While we wait for tonight's finale in Washington (the last game the Cubs will ever play in RFK Stadium), let me share a few thoughts about all of the commentary all of you have made here about various topics regarding how the Cubs are being run (and I'm referring to the front office here, not Lou Piniella's field management), or not run, as some of you believe.
As many of you know, I have often defended management at this site. I have done so not because I necessarily agree with everything they have done -- in fact, click here for my thoughts about the Jacque Jones signing when it happened (I was against it from the beginning), and here for some comments I made about the Greg Maddux/Cesar Izturis trade (I said it was addressing a need that did not exist) -- but because some of the vitriol that has been spewed in the direction of Jim Hendry and John McDonough seems to me to be undeserved; that some of you automatically think that anything Hendry and McDonough say cannot be believed because of untruths that have been told in the past; and finally, and most importantly, because none of us can know everything that goes on in the executive suites of a baseball team, no matter what sportswriters from various newspapers may say is the truth.
For example, I wrote last year about the possibility that the Cubs could acquire Alex Rodriguez. Yeah, maybe that was pie-in-the-sky. But at the time the information I received seemed credible to me, and it was confirmed to me by an independent source. I was also told, at some point right before the trading deadline, that Todd Walker was about to be traded to the Giants. That didn't happen.
And why did these things not happen? Only the people involved in these non-decisions know. And they're not going to tell me, nor are they likely to tell any of the beat writers or columnists, either.
And this all leads me to the current situation, where many of you apparently believe that somehow, Sam Zell, Bud Selig, Jerry Reinsdorf, or Stewart Copeland of the Police have blocked the Cubs from making deals to shed the salaries of Jones and Izturis, or signing Carlos Zambrano to a contract extension, or improving the team in areas where it's deficient.

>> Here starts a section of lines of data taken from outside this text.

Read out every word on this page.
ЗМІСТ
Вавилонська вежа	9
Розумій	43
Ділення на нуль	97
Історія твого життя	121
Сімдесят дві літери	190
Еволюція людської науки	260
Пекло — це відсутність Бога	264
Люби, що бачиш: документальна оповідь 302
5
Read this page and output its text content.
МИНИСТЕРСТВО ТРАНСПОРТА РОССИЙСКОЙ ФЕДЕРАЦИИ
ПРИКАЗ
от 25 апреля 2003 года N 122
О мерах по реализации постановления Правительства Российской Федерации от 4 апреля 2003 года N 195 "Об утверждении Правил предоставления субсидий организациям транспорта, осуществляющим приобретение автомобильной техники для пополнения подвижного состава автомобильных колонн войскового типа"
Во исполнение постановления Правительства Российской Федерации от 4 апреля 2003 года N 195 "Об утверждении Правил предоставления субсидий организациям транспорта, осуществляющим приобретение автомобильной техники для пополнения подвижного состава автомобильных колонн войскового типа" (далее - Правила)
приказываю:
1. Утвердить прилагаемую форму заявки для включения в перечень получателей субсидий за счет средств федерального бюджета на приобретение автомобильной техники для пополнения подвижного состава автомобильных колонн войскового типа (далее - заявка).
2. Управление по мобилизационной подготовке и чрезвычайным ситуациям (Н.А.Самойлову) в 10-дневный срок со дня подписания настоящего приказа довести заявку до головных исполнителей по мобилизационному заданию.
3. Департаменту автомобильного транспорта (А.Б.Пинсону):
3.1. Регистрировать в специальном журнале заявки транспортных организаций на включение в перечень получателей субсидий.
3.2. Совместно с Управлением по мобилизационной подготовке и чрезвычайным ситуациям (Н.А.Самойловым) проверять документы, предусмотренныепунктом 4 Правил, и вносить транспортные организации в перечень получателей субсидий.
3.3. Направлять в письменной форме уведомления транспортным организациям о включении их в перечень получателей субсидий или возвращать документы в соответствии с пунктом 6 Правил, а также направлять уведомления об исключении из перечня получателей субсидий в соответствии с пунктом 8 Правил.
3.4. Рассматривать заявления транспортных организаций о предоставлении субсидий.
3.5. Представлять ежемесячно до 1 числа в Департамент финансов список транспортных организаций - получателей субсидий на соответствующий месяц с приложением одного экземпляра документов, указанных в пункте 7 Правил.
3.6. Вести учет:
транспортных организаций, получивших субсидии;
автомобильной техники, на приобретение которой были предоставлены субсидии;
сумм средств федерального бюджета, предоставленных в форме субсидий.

Yes, there was apparently a deal involving Jones going to the Marlins, with the Cubs eating quite a bit of his remaining contract (all but the minimum salary, apparently), and then it "fell through" -- reasons unknown. Did you ever stop and think that perhaps this thing got somehow "leaked" before it should have been, and that no final deal had ever been consummated? Sports talk radio, where this was first "announced", always wants to scoop its competition. That's the mistake I made when I went with the A-Rod rumors last year; they really were nothing more than rumors, but when I posted them, it was taken as "Wow! This is going to happen!", and when it didn't, I looked like nothing more than a rumormonger, which is not what I want to be accomplishing here.
All of this is a roundabout way of saying that I do not believe any of the conspiracy theories, tinfoil hat stuff or other things posted on this site that seem to state that anything coming out of Jim Hendry or John McDonough's mouths is a lie. Yes, Jacque Jones could have been traded for a miscellaneous minor leaguer and so could Cesar Izturis, eating most of the contract(s), since at least in Jones' case, they have to pay him anyway. But why not at least attempt to get some major league help for the ballclub? Is it possible -- I think it is -- that Hendry might have come close to pulling the trigger on a deal and changed his own mind just because he wasn't sure??
Of course it is. As I said, we cannot know what's going on in the executive suites. Speculate away (hey, Jay Mariotti does, and he's getting paid big bux to do it), but the reality is what goes on on the field every afternoon or evening.
Now let's win tonight and head on to Pittsburgh.